Mike: Sometimes people see the shirt and they’re like “I get it.” So, if we’re going somewhere that is tough, that I’ve never been before, I wear my t-shirt.
Lauren: Tell me a little bit about how you supported Pat Blair during his effort to run a marathon a day for Kupenda in the month of July. How many miles do you think you ran of that goal?
Mike: 565 miles. She [Janel] ran 125 miles and Gavin and George both ran 25 miles.
Lauren: I know that Pat mentioned you were willing to keep him company while he was running during some challenging circumstances, such as thunderstorms and odd times of day or night. What was the earliest you both ran in order to accommodate your schedules?

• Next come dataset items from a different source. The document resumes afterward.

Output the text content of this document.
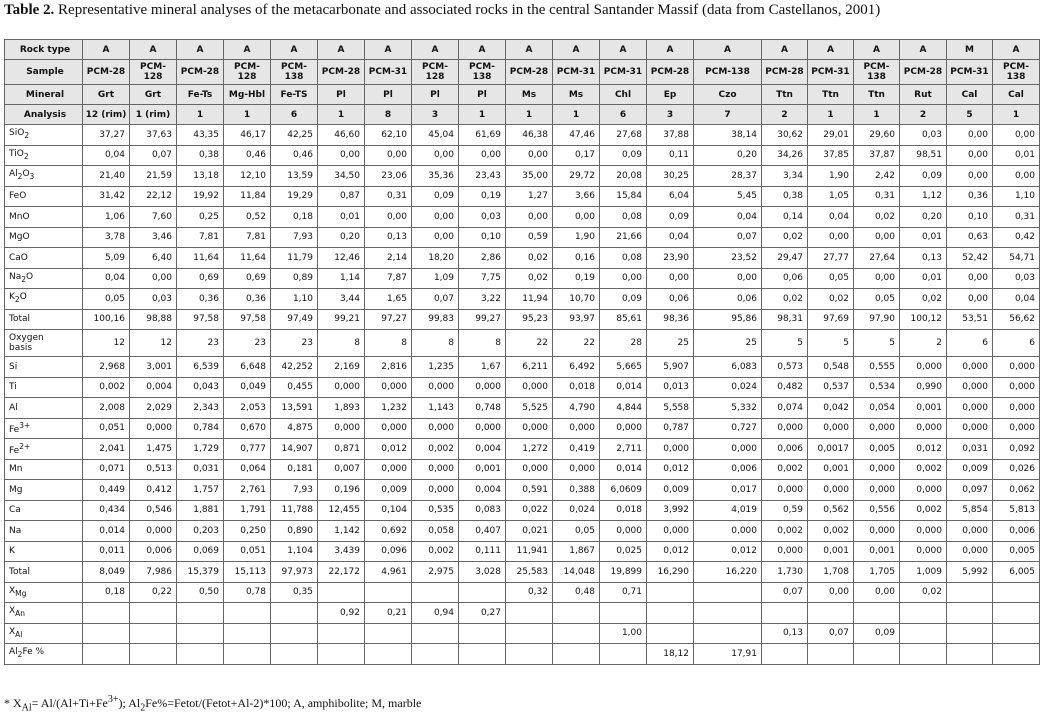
Table 2. Representative mineral analyses of the metacarbonate and associated rocks in the central Santander Massif (data from Castellanos, 2001)
Rock type	A	A	A	A	A	A	A	A	A	A	A	A	A	A	A	A	A	A	M	A
Sample	PCM-28	PCM-128	PCM-28	PCM-128	PCM-138	PCM-28	PCM-31	PCM-128	PCM-138	PCM-28	PCM-31	PCM-31	PCM-28	PCM-138	PCM-28	PCM-31	PCM-138	PCM-28	PCM-31	PCM-138
Mineral	Grt	Grt	Fe-Ts	Mg-Hbl	Fe-TS	Pl	Pl	Pl	Pl	Ms	Ms	Chl	Ep	Czo	Ttn	Ttn	Ttn	Rut	Cal	Cal
Analysis	12 (rim)	1 (rim)	1	1	6	1	8	3	1	1	1	6	3	7	2	1	1	2	5	1
SiO$_2$	37,27	37,63	43,35	46,17	42,25	46,60	62,10	45,04	61,69	46,38	47,46	27,68	37,88	38,14	30,62	29,01	29,60	0,03	0,00	0,00
TiO$_2$	0,04	0,07	0,38	0,46	0,46	0,00	0,00	0,00	0,00	0,00	0,17	0,09	0,11	0,20	34,26	37,85	37,87	98,51	0,00	0,01
$Al_2O_3$	21,40	21,59	13,18	12,10	13,59	34,50	23,06	35,36	23,43	35,00	29,72	20,08	30,25	28,37	3,34	1,90	2,42	0,09	0,00	0,00
FeO	31,42	22,12	19,92	11,84	19,29	0,87	0,31	0,09	0,19	1,27	3,66	15,84	6,04	5,45	0,38	1,05	0,31	1,12	0,36	1,10
MnO	1,06	7,60	0,25	0,52	0,18	0,01	0,00	0,00	0,03	0,00	0,00	0,08	0,09	0,04	0,14	0,04	0,02	0,20	0,10	0,31
MgO	3,78	3,46	7,81	7,81	7,93	0,20	0,13	0,00	0,10	0,59	1,90	21,66	0,04	0,07	0,02	0,00	0,00	0,01	0,63	0,42
CaO	5,09	6,40	11,64	11,64	11,79	12,46	2,14	18,20	2,86	0,02	0,16	0,08	23,90	23,52	29,47	27,77	27,64	0,13	52,42	54,71
$Na_2O$	0,04	0,00	0,69	0,69	0,89	1,14	7,87	1,09	7,75	0,02	0,19	0,00	0,00	0,00	0,06	0,05	0,00	0,01	0,00	0,03
$K_2O$	0,05	0,03	0,36	0,36	1,10	3,44	1,65	0,07	3,22	11,94	10,70	0,09	0,06	0,06	0,02	0,02	0,05	0,02	0,00	0,04
Total	100,16	98,88	97,58	97,58	97,49	99,21	97,27	99,83	99,27	95,23	93,97	85,61	98,36	95,86	98,31	97,69	97,90	100,12	53,51	56,62
Oxygen
basis	12	12	23	23	23	8	8	8	8	22	22	28	25	25	5	5	5	2	6	6
Si	2,968	3,001	6,539	6,648	42,252	2,169	2,816	1,235	1,67	6,211	6,492	5,665	5,907	6,083	0,573	0,548	0,555	0,000	0,000	0,000
Ti	0,002	0,004	0,043	0,049	0,455	0,000	0,000	0,000	0,000	0,000	0,018	0,014	0,013	0,024	0,482	0,537	0,534	0,990	0,000	0,000
Al	2,008	2,029	2,343	2,053	13,591	1,893	1,232	1,143	0,748	5,525	4,790	4,844	5,558	5,332	0,074	0,042	0,054	0,001	0,000	0,000
$Fe^{3+}$	0,051	0,000	0,784	0,670	4,875	0,000	0,000	0,000	0,000	0,000	0,000	0,000	0,787	0,727	0,000	0,000	0,000	0,000	0,000	0,000
$Fe^{2+}$	2,041	1,475	1,729	0,777	14,907	0,871	0,012	0,002	0,004	1,272	0,419	2,711	0,000	0,000	0,006	0,0017	0,005	0,012	0,031	0,092
Mn	0,071	0,513	0,031	0,064	0,181	0,007	0,000	0,000	0,001	0,000	0,000	0,014	0,012	0,006	0,002	0,001	0,000	0,002	0,009	0,026
Mg	0,449	0,412	1,757	2,761	7,93	0,196	0,009	0,000	0,004	0,591	0,388	6,0609	0,009	0,017	0,000	0,000	0,000	0,000	0,097	0,062
Ca	0,434	0,546	1,881	1,791	11,788	12,455	0,104	0,535	0,083	0,022	0,024	0,018	3,992	4,019	0,59	0,562	0,556	0,002	5,854	5,813
Na	0,014	0,000	0,203	0,250	0,890	1,142	0,692	0,058	0,407	0,021	0,05	0,000	0,000	0,000	0,002	0,002	0,000	0,000	0,000	0,006
K	0,011	0,006	0,069	0,051	1,104	3,439	0,096	0,002	0,111	11,941	1,867	0,025	0,012	0,012	0,000	0,001	0,001	0,000	0,000	0,005
Total	8,049	7,986	15,379	15,113	97,973	22,172	4,961	2,975	3,028	25,583	14,048	19,899	16,290	16,220	1,730	1,708	1,705	1,009	5,992	6,005
$X_{Mg}$	0,18	0,22	0,50	0,78	0,35					0,32	0,48	0,71			0,07	0,00	0,00	0,02		
$X_{An}$						0,92	0,21	0,94	0,27											
$X_{Al}$												1,00			0,13	0,07	0,09			
$Al_2Fe$ %													18,12	17,91						
* $X_{Al}= Al/(Al+Ti+Fe^{3+})$; $Al_2Fe\%=Fetot/(Fetot+Al-2)*100$; A, amphibolite; M, marble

Mike: 1:30am! He [Pat] asked me to run with him and run for a cause. … We could have lost sleep, but that was ok. Think about it. We’re doing something for kids in Kenya and kids in the rest of the world… This is what we’re supposed to be doing.
Lauren: I know that you recently got to meet Cindy [Kupenda’s CEO] and Leonard [Kupenda’s Kenya Executive Director) when they visited last spring. Was there anything that stuck out to you about Kupenda’s mission or that you related to?
Mike: You just have to realize that this country [the U.S.] has given people a lot of opportunities and you can give back to meet someone’s basic needs. … I said to a large number of friends in Baltimore—I was like, “Guys, we should do a little bit more.” I think we can sponsor a kid or two. … Maybe next year, when I have a party, I can see if Cindy [Kupenda’s CEO] can be there. … Next year, my goal is to find out how to put it together. … Kupenda’s services are making progress. … Progress takes time. When I pray, I ask God to give me power to go through and for God to give me patience to wait for the results.